Tubuh Runa tidak bergerak sama sekali, hingga Liam menghentikan senandungnya. Dia mencoba untuk mengintip apakah Runa sudah tertidur atau belum. Namun dirinya justru mendapati sang istri yang masih membuka kelopak matanya.
"Belum bisa tidur?"
"Hmm."
Liam menghela napas dengan pelan, lalu berusaha untuk membalikkan tubuh wanita itu untuk menghadap ke arahnya. Pria itu merapikan rambut yang menutupi sebagian wajah sang istri, menyelipkannya ke belakang telinga. Kemudian tangannya menangkup sisi wajah Runa, mengusap ibu jari tepat di bawah mata wanita tersebut.
Dalam keremangan kamar, Liam dapat melihat bagaimana lelahnya mata sang istri. Liam tahu kalau akhir-akhir ini Runa kembali insomnia. Dia juga sudah berusaha untuk membantu wanita itu tertidur dengan cara menepuk-nepuki punggung, bokong, atau mengelus kepala. Namun justru berakhir dengan dirinya yang terlelap lebih dahulu.

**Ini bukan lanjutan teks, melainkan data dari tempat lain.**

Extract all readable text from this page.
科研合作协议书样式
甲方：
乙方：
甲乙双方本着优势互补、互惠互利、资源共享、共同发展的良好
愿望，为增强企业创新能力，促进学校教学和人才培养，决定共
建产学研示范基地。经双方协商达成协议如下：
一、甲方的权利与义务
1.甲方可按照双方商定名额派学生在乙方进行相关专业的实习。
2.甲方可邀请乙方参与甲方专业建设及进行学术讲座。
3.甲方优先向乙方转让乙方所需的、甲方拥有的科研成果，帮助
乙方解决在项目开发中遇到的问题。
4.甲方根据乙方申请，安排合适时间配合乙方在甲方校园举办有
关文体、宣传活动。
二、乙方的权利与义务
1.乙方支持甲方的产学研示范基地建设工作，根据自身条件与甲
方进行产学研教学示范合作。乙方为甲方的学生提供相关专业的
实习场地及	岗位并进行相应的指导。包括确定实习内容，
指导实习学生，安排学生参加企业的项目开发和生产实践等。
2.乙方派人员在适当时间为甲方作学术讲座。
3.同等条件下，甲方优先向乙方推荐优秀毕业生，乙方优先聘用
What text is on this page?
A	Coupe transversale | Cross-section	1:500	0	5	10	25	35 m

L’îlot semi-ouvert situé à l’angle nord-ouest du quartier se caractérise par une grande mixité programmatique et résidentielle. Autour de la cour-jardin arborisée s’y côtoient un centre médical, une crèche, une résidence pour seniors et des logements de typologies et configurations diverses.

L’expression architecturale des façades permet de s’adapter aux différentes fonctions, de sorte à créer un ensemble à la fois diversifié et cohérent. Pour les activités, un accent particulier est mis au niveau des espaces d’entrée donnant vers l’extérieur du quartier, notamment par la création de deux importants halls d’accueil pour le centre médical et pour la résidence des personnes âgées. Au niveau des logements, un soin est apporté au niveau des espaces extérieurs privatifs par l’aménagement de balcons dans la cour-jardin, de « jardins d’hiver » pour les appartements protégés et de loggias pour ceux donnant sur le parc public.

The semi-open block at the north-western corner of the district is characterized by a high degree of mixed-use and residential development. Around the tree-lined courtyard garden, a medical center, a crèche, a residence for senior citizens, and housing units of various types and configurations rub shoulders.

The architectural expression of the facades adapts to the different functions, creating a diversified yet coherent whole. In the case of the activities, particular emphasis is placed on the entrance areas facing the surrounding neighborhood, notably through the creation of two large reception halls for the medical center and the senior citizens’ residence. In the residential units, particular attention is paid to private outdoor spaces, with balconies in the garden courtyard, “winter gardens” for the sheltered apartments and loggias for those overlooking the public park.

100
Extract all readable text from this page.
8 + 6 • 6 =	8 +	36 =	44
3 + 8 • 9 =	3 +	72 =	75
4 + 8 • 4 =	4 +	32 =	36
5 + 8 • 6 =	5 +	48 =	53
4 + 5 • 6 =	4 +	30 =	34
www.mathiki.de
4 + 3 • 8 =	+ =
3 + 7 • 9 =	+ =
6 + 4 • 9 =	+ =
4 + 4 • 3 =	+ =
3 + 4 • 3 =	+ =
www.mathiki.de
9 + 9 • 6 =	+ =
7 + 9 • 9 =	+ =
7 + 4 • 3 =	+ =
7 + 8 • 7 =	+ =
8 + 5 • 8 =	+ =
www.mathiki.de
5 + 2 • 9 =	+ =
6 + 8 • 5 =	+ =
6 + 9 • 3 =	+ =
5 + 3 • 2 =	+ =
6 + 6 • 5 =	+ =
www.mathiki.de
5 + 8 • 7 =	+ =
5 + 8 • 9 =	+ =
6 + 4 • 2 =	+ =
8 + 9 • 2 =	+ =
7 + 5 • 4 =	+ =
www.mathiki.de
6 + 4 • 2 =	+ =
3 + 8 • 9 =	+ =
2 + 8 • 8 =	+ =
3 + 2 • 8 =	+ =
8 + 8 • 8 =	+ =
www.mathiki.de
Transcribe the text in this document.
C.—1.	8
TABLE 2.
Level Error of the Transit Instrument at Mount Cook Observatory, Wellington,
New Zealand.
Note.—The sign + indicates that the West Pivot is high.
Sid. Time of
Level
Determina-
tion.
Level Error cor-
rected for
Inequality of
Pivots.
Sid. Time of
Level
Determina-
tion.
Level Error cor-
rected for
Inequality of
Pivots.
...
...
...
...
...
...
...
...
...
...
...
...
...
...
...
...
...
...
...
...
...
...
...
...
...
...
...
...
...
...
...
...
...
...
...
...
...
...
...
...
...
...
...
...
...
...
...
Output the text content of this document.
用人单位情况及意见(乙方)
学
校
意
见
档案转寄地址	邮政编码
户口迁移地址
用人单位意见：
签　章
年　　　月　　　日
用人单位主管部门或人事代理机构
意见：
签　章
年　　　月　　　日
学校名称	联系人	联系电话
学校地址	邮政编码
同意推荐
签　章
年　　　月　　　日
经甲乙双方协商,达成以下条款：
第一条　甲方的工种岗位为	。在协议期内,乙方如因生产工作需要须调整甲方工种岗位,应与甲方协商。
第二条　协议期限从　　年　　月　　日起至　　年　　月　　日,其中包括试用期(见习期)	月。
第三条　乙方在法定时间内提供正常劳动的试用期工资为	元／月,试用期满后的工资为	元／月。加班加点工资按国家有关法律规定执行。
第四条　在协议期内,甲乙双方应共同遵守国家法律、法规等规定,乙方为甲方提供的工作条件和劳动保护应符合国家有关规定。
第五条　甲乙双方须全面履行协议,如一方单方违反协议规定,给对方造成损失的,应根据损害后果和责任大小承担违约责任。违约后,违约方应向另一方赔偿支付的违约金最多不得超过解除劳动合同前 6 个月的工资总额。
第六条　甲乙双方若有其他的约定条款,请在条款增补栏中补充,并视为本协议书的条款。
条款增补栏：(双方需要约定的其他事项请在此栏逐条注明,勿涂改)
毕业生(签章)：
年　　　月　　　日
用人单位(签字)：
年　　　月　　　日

"Mau aku bikinin susu?" tawar pria itu.
Runa pun menggeleng. Dia merasa bahwa susu tak akan mempan untuk membuatnya tertidur. Jadi, percuma saja.
"Terus gimana? Kamu nggak kasihan sama tubuh kamu? Tubuhmu juga perlu istirahat, Na."
Kalau memang bisa tidur, Runa juga akan melakukannya sejak awal. Bahkan saat ini tubuhnya seperti sedang melakukan demo akibat tak pernah diistirahatkan. Di sisi lain, matanya juga terasa begitu lelah, namun otaknya terus saja berjalan; seakan melarangnya untuk tertidur.
"Aku butuh ... obat."
Liam mengernyitkan dahinya. Apakah insomnia yang dialami oleh Runa sudah mencapai akut hingga hanya obat yang dapat menghilangkan penyakitnya tersebut?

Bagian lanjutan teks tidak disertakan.